Here at Atlantic College, we are faced with a continued issue of mental health. Without officially published or recorded statistics, it is nigh-impossible to speak about these problems objectively. Yet, it is still indisputable that the wellbeing at AC is at a relative low. Students (2nd years in particular) are facing such intense levels of stress without an appropriate outlet that they are resorting to self-destructive or self-harming behaviour. With the loss of mental health/sick days, absences have become an all too expensive premium for many. Taking a rest from our oft-intense environment, then, has become a luxury that should be a right. Beyond the walls of our castle, UWCs must create a new effort to evaluate the mental health of its students, while also reorienting themselves away from the dangerous paradigm of treating students as the enemy.
Undoubtedly, issues of mental health and wellbeing extend far beyond just curriculum and the IB. It is an issue of how some UWCs and their organizing staff may be approaching their students and their needs for a remarkably unique environment to preserve their mental health. In spite of this, it seems undeniable that UWC must diversify itself – while eliminating the IB from the rota is likely too rash, it is essential that UWCs leave behind the educational thinking of the past, and push itself yet again into the Hahn-esque thinking of the future. Why shouldn’t students be able to focus on their artistic or authorial careers, or pursue volunteerism as their primary experience at their colleges? Why does “diversity in education” necessarily imply the aggressive workload the IB can levy on its students? How do IA’s and EE’s prepare students on a universal level for the challenges of the diverse paths they may choose?

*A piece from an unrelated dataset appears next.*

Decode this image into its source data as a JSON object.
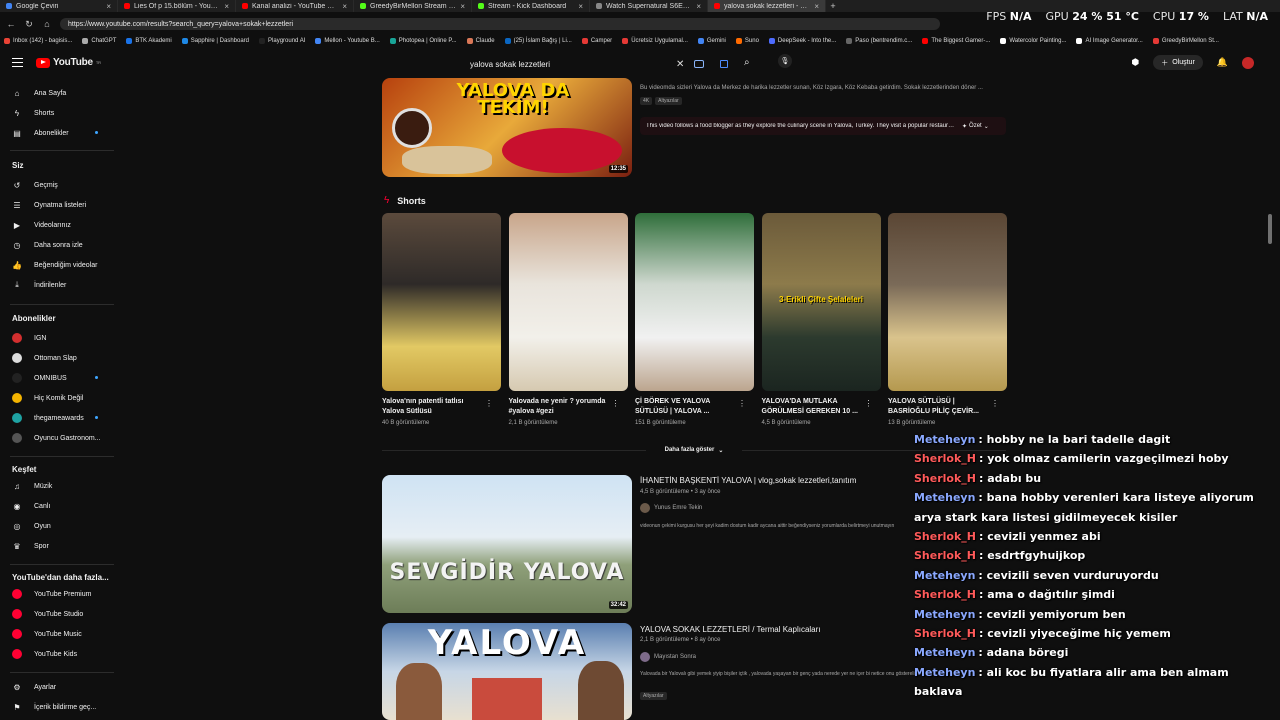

The movement retains its magic; waking up in a dorm with people from 3 countries, going to class with people from every continent, and getting the chance to travel the world is an experience that disrupts all known conventions. Because there is still a chance – we, UWCs around the world, must call for a global refurbishment; for the evaluation of the International Baccalaureate, and for the protection of the promises made by our movement.